I wrote this back in the fall of 2016. It was one of the nicest falls that we enjoyed in our fifteen years on the North Carolina coast. I wrote more than one post arguing that fall was even nicer on the coast than in the mountains.
Here is a brief description of the memorable month of November 2016, as seen from the water and the beaches of Carteret County.
The good fishing and nearly perfect weather, continues but I can already feel the best of fall sliding away.
On Saturday, November 5, I only had a few minutes late in the day to fish some close-in oyster bars on the White Oak River but it was spectacularly beautiful as you can see from the marsh grass picture. I also managed to catch and release another sixteen inch drum and bring home a sixteen inch trout for dinner.

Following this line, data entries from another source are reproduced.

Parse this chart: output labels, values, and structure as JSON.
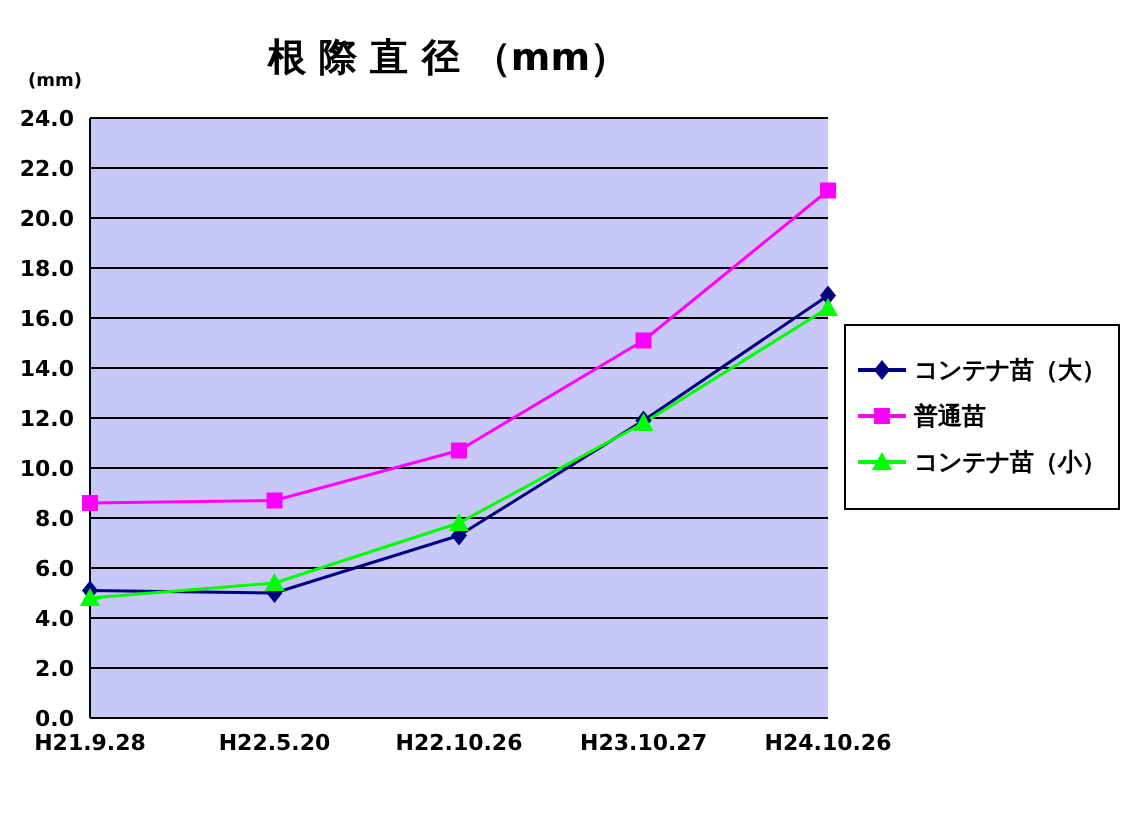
{
  "chart_data": {
    "type": "line",
    "title": "根 際 直 径 （mm）",
    "ylabel": "(mm)",
    "categories": [
      "H21.9.28",
      "H22.5.20",
      "H22.10.26",
      "H23.10.27",
      "H24.10.26"
    ],
    "series": [
      {
        "name": "コンテナ苗（大）",
        "color": "#000080",
        "marker": "diamond",
        "values": [
          5.1,
          5.0,
          7.3,
          11.9,
          16.9
        ]
      },
      {
        "name": "普通苗",
        "color": "#ff00ff",
        "marker": "square",
        "values": [
          8.6,
          8.7,
          10.7,
          15.1,
          21.1
        ]
      },
      {
        "name": "コンテナ苗（小）",
        "color": "#00ff00",
        "marker": "triangle",
        "values": [
          4.8,
          5.4,
          7.8,
          11.8,
          16.4
        ]
      }
    ],
    "ylim": [
      0,
      24
    ],
    "yticks": [
      {
        "value": 0,
        "label": "0.0"
      },
      {
        "value": 2,
        "label": "2.0"
      },
      {
        "value": 4,
        "label": "4.0"
      },
      {
        "value": 6,
        "label": "6.0"
      },
      {
        "value": 8,
        "label": "8.0"
      },
      {
        "value": 10,
        "label": "10.0"
      },
      {
        "value": 12,
        "label": "12.0"
      },
      {
        "value": 14,
        "label": "14.0"
      },
      {
        "value": 16,
        "label": "16.0"
      },
      {
        "value": 18,
        "label": "18.0"
      },
      {
        "value": 20,
        "label": "20.0"
      },
      {
        "value": 22,
        "label": "22.0"
      },
      {
        "value": 24,
        "label": "24.0"
      }
    ],
    "grid": "y",
    "legend": "right"
  }
}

On Tuesday, November 8, I had almost two hours to fish the oyster rocks in my kayak and I caught four red drum and one black drum. I brought home one nineteen inch drum. In the last ten days, I have landed ten red drum, the best around twenty inches and another at nineteen inches. I have only kept one red drum but I have kept two trout, one sixteen inches and another eighteen inches and also one black drum at fifteen inches. We have feasted on fish these last few days. Baked browned-butter, panko-encrusted drum is one of my favorites.
Last year, 2015, we did not have a fishing season like this one. I blamed it all on the early October rain we got. It is hard to miss a fishing season when fall fishing on the coast is such a tradition. This year we have been lucky. Since Mathew dropped three inches of rain on us October 8, we have only had two-tenths of an inch on October 22, and another two-tenths of an inch on November 4.
Fishing during fall of 2016 will stick in my memory.